If running away in the store, or wanting to stay at the park, isn't treated as an *offense* then the resulting action can't be a punishment, can it? (honestly asking that question- it was a thought that just now occured to me, so I haven't thought much on it)
post #58 of 188
punishment puts too much focus on the child. i don't use it because i would rather they think of other people.

also i think it's silly to say that no punishment = no rules. we have rules, just because we dont use punishments doesn't mean we don't have rules.
post #59 of 188
We don't punish in terms of using timeouts, spankings, etc. But we do use imposed consequences. I have taken my daughter off my breast for biting me and hitting me, I have put toys up that were used to hurt someone, and I have had to physically put my child in a car seat while she was screaming because she wouldn't get in it herself (and after standing outside in zero degree weather for 60 seconds waiting for her to do it herself, my patience had worn to nothing).

All of those actions I am sure seemed like punishment to them (as I think people within 5 miles could hear them screaming) but to me, they are a consequence of their actions.

I do use a lot of communication, but I find that sometimes, the more I talk, the worse it gets. It also gives my DS an idea that if he keeps trying to negotiate with me and I keep talking that he has a chance of getting his way. So sometimes I say "I understand how you feel, and I have heard you, but I am not discussing this anymore."

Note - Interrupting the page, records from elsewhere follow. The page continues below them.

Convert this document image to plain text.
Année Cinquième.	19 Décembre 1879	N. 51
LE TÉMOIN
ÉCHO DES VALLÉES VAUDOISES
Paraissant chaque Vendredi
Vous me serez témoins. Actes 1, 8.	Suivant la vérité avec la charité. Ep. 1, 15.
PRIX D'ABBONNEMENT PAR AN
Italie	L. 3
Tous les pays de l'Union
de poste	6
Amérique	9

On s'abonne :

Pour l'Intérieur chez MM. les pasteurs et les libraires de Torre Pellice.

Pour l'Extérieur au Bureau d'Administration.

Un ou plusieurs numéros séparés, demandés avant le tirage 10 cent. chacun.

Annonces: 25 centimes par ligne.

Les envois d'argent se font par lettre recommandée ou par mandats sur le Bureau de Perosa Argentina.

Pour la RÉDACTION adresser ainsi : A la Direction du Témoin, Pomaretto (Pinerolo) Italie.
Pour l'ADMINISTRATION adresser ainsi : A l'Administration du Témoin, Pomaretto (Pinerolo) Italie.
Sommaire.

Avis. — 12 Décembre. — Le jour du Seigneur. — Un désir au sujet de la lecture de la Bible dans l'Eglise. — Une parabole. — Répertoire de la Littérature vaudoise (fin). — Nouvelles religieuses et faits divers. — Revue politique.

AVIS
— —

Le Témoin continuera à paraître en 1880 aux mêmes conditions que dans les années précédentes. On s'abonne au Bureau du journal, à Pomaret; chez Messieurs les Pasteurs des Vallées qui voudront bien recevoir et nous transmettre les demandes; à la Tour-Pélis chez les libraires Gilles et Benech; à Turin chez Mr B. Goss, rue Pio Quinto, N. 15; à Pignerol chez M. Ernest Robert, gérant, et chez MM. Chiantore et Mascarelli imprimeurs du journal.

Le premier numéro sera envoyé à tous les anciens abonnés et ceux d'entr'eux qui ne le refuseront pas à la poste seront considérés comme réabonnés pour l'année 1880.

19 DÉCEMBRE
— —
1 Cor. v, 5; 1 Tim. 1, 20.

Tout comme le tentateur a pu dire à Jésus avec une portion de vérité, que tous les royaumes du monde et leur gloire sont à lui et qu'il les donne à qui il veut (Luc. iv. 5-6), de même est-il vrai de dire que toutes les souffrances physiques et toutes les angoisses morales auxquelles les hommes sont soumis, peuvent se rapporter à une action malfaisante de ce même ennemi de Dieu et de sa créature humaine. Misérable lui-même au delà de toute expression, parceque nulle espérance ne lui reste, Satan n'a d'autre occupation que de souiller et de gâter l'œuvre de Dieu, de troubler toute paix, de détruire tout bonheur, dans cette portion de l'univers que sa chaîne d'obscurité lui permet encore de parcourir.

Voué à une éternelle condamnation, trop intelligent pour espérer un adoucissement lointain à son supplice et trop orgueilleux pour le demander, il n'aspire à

So for me, I do think that "punishment" is sometimes necessary. And I put it in quotes because I don't really think of it as punishment, but on MDC I know that consequences can seem like punishment to some.
post #60 of 188
How do you enforce rules without *some* form of punishment?
I mean, in my house, we use the word 'consequences' but in another household they might use the word 'punishment' for the same stuff.

I really don't have many rules at all in my house because I want home to be a place where everyone feels free to be themselves. But I do have to enforce rules about invading eachother's personal space. That's basically it. And also 'rules' about taking everyone's needs into account (like for example if we have to go grocery shopping or something, everyone needs to get their shoes on and come to the car..stuff like that).